My husband recently read a review of some books about the US food supply, more particularly the meat supply, and he's off meat altogether. I'm just as happy to go along. I mean, I love meat--my mother swears that "MEAT!" was my first word--but I've learned to love veg, too.
When Charlie and I were first married, I was a "meat and 'taters" person. "Salad" meant iceburg lettuce and tomato. "Vegetables" meant canned corn or green beans. "Fruit" meant bananas. Since then, my definitions have broadened. (No remarks about anything else that's broadened over the years, please.)
We have a daughter who's ovo-lacto-vegetarian and two others who are almost that meatless. The fourth used to date an ovo-lacto-vegetarian and still eats more veg than meat.
So we've collected recipes and techniques, and often go for days without meat, not really intending to.

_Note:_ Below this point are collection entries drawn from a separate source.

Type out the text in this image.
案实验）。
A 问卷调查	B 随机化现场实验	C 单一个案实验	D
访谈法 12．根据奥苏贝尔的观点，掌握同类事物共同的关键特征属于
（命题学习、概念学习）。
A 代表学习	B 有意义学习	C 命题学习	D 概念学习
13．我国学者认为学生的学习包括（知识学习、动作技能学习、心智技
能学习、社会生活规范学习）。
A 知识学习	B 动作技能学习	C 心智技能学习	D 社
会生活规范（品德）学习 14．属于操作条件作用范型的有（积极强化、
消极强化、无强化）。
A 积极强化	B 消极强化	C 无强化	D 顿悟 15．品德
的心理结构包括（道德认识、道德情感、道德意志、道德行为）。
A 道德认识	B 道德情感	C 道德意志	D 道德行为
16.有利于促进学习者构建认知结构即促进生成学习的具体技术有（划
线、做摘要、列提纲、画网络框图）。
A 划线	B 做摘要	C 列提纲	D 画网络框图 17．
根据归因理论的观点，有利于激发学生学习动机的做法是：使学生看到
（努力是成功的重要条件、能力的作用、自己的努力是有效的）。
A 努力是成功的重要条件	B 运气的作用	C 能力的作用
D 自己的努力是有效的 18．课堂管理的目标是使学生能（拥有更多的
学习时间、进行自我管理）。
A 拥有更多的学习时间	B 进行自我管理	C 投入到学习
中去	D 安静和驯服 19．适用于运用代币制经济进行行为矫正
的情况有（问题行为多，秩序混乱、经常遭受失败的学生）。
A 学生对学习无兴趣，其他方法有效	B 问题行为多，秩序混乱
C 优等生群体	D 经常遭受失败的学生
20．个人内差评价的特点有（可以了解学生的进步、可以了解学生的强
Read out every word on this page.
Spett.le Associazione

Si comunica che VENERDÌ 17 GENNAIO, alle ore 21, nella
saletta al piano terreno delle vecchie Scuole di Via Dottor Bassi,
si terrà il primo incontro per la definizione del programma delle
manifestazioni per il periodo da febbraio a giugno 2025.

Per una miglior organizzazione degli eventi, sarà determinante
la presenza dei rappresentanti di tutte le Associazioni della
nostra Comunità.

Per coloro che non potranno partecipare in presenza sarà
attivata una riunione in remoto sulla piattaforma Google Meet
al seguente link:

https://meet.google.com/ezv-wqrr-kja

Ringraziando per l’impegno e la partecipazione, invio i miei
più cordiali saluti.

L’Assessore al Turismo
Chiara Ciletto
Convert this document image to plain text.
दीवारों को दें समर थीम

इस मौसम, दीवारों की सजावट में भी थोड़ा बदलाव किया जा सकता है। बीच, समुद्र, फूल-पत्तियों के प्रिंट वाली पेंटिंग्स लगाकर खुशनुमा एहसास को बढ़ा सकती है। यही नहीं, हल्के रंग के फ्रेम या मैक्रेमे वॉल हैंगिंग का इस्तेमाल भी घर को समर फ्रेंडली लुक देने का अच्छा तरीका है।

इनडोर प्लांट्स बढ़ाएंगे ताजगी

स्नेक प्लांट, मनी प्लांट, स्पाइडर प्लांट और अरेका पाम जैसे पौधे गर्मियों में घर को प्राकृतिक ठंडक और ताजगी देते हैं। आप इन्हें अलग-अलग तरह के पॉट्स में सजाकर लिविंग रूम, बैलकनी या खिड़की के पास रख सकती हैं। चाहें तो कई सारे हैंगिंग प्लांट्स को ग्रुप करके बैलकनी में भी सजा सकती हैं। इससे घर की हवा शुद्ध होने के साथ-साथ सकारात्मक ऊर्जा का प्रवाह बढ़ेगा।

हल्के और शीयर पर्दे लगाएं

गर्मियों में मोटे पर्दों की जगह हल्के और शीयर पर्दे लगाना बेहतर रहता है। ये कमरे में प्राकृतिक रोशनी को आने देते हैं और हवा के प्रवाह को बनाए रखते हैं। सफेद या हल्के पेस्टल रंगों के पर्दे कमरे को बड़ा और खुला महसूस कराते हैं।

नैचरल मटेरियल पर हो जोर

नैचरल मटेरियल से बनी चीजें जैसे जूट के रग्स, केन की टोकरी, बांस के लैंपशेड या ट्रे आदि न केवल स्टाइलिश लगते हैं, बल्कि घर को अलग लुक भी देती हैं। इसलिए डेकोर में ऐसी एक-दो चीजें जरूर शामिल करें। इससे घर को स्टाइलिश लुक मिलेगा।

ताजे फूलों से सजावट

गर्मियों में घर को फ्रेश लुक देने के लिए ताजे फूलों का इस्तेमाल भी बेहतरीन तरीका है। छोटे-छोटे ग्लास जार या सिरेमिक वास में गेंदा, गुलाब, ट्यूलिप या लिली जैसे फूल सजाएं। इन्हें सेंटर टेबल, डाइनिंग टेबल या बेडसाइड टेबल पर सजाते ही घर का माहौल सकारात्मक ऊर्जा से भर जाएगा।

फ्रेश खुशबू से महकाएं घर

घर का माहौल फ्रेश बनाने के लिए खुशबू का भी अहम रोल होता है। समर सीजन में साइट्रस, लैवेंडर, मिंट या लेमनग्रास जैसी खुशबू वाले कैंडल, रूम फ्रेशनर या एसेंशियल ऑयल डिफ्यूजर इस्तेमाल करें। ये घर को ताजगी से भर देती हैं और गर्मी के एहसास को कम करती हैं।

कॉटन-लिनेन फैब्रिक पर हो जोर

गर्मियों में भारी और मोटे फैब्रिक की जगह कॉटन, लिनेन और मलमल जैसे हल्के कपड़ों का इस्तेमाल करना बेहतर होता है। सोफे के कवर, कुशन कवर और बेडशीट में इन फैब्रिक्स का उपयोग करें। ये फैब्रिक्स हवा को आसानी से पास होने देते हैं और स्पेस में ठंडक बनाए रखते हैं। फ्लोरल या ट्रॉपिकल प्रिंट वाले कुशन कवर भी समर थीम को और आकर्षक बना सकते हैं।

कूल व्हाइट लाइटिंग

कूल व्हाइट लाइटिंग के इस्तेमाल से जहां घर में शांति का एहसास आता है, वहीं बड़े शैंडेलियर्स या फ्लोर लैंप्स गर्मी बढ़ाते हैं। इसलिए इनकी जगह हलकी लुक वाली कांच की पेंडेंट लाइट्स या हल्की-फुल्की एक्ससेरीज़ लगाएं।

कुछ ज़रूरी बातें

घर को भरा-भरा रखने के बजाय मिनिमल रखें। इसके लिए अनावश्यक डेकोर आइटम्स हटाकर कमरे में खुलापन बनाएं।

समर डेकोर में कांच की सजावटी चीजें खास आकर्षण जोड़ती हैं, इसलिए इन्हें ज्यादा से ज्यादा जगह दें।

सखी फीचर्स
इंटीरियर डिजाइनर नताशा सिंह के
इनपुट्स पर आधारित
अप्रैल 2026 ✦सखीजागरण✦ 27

There's an organic grocery not too far from here, so we've decided that we might buy the occasional free-range chicken or package of ham from them, just for variety or to share with meat-eating guests.
Years ago, I told our first vegetarian daughter than I was giving up on pot roast, because I couldn't get it tender--no matter how I cooked it, it was always tough. She said, "That's because the cow is going, 'Okay, eat me, then, but I'm going to tense up so you can't enjoy it.'"
Which brings me to one of my favorite jokes:
A guy from Brooklyn was hiking in a jungle somewhere when he was captured by cannibals. He asked what they were going to do with him. They said they were going to kill him and skin him and eat him and tan his skin to cover a wicker frame and make a canoe. "Oh, yeah?" He grabs a fork and pokes himself all over and says, "THERE'S ya frackin' canoe!"